EmitenNews.com - Bayangkan. Sekitar 48 persen dari 55,9 juta hektare lahan bersertifikat di Tanah Air dikuasai oleh hanya 60 keluarga. Menteri Agraria dan Tata Ruang/Badan Pertanahan Nasional Nusron Wahid mengungkapkan, hal tersebut diketahui dengan melacak kepemilikan dari perusahaan-perusahaan yang tercatat menguasai lahan-lahan itu. Ia menilai penguasaan tanah yang timpang itu, menyumbang kemiskinan struktural di RI.

"Sebanyak 48 persen dari 55,9 juta hektare itu hanya dikuasai oleh 60 keluarga di Indonesia. Kalau dipetakan PT-nya itu, bisa berupa macam-macam, tapi kalau dilacak siapa beneficial ownership-nya, itu hanya 60 keluarga," ujar Nusron Wahid dalam acara Pengukuhan dan Rakernas I PB IKA-PMII Periode 2025-2030 di Hotel Bidakara, Jakarta Selatan, Minggu (13/7/2025). 

Menteri Nusron menilai temuan tersebut merupakan sebuah masalah yang menyebabkan terjadinya kemiskinan struktural. Sebab, kepemilikan lahan yang berpusat pada orang-orang tertentu itu mengakibatkan kesenjangan ekonomi. 

"Inilah problem di Indonesia, kenapa terjadi kemiskinan struktural. Karena ada kebijakan yang tidak berpihak. Kalau kami boleh menyimpulkan, ada 'kesalahan kebijakan pada masa lampau'. Ini kebijakan salah secara struktural yang mengakibatkan 'kesenjangan ekonomi' secara struktural," tegas politikus Partai Golkar itu.

Dalam pandangan Menteri Nusron, seseorang dapat menjadi orang miskin bukan karena memang tidak mampu, melainkan karena kebijakan. Mantan anggota DPR itu menyebutkan, Presiden Prabowo Subianto telah memerintahkan agar prinsip pemerataan dan keadilan ditegakkan. 

"Perintah dan mandatnya Bapak Presiden kepada kami adalah melakukan perubahan dengan menggunakan prinsip tiga. Pertama, prinsip keadilan, kedua pemerataan, dan ketiga adalah prinsip kesinambungan hidup," kata Nusron Wahid.

Pada bagian lain pidatonya, Menteri Nusron Wahid menyampaikan pemerintah akan mengambilalih lahan yang tidak dimanfaatkan selama dua tahun berturut-turut.

Kebijakan ini diberlakukan terhadap tanah yang sudah bersertifikat namun tidak digunakan untuk aktivitas ekonomi atau pembangunan apa pun.

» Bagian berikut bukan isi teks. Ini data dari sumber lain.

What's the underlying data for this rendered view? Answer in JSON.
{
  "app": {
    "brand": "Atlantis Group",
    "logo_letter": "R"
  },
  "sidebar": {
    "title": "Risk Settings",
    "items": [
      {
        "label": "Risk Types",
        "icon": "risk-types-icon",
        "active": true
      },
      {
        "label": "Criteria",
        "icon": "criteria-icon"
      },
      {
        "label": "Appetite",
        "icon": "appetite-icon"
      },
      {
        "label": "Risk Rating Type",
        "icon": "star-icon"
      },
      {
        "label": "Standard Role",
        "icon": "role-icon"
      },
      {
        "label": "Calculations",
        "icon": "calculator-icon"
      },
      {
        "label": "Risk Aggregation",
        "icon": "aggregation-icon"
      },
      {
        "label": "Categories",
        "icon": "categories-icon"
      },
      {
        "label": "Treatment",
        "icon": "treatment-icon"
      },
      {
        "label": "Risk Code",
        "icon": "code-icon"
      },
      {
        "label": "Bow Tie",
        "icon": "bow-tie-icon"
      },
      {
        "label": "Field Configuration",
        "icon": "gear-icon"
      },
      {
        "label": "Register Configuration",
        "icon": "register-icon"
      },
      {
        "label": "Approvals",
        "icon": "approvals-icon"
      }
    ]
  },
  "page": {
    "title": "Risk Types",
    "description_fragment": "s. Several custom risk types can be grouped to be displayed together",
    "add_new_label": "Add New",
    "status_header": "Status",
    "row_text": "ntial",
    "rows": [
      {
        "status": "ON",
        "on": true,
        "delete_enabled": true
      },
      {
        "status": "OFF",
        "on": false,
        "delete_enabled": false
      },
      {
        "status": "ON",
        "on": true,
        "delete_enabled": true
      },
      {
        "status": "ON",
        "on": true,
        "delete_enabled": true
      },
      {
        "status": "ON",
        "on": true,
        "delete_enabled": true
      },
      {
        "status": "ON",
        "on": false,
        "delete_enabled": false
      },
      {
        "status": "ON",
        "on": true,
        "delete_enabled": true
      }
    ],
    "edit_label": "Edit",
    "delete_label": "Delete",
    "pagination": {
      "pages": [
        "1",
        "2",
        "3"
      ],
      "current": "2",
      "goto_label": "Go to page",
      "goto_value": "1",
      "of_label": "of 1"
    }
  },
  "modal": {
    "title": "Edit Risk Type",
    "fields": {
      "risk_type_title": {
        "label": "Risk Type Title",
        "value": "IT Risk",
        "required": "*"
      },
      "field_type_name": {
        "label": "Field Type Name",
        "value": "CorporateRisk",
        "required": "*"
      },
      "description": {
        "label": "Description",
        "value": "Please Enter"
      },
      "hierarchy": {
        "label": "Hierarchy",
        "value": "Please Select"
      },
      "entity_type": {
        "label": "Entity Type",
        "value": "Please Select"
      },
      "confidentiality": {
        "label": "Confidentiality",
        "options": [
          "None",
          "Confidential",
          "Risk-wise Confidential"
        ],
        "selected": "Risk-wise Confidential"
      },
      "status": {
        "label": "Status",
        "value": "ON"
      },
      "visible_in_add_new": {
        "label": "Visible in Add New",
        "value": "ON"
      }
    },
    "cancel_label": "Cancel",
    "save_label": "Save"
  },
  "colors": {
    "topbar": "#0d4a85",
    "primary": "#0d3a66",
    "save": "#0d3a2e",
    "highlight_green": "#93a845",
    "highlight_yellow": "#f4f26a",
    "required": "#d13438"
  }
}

Proses peringatan dilakukan secara bertahap hingga tanah tersebut bisa ditetapkan sebagai tanah terlantar. Tahapan dimulai dari pemberitahuan awal, lalu surat peringatan pertama, kedua, dan ketiga. Setelah itu, jika dalam kurun waktu total 587 hari sejak surat pertama tidak ada perubahan, tanah tersebut ditetapkan sebagai objek land reform.

Kita tahu, land reform atau reforma agraria adalah kebijakan pemerintah untuk mendistribusikan kembali tanah kepada masyarakat, terutama kelompok yang tidak memiliki atau kekurangan lahan.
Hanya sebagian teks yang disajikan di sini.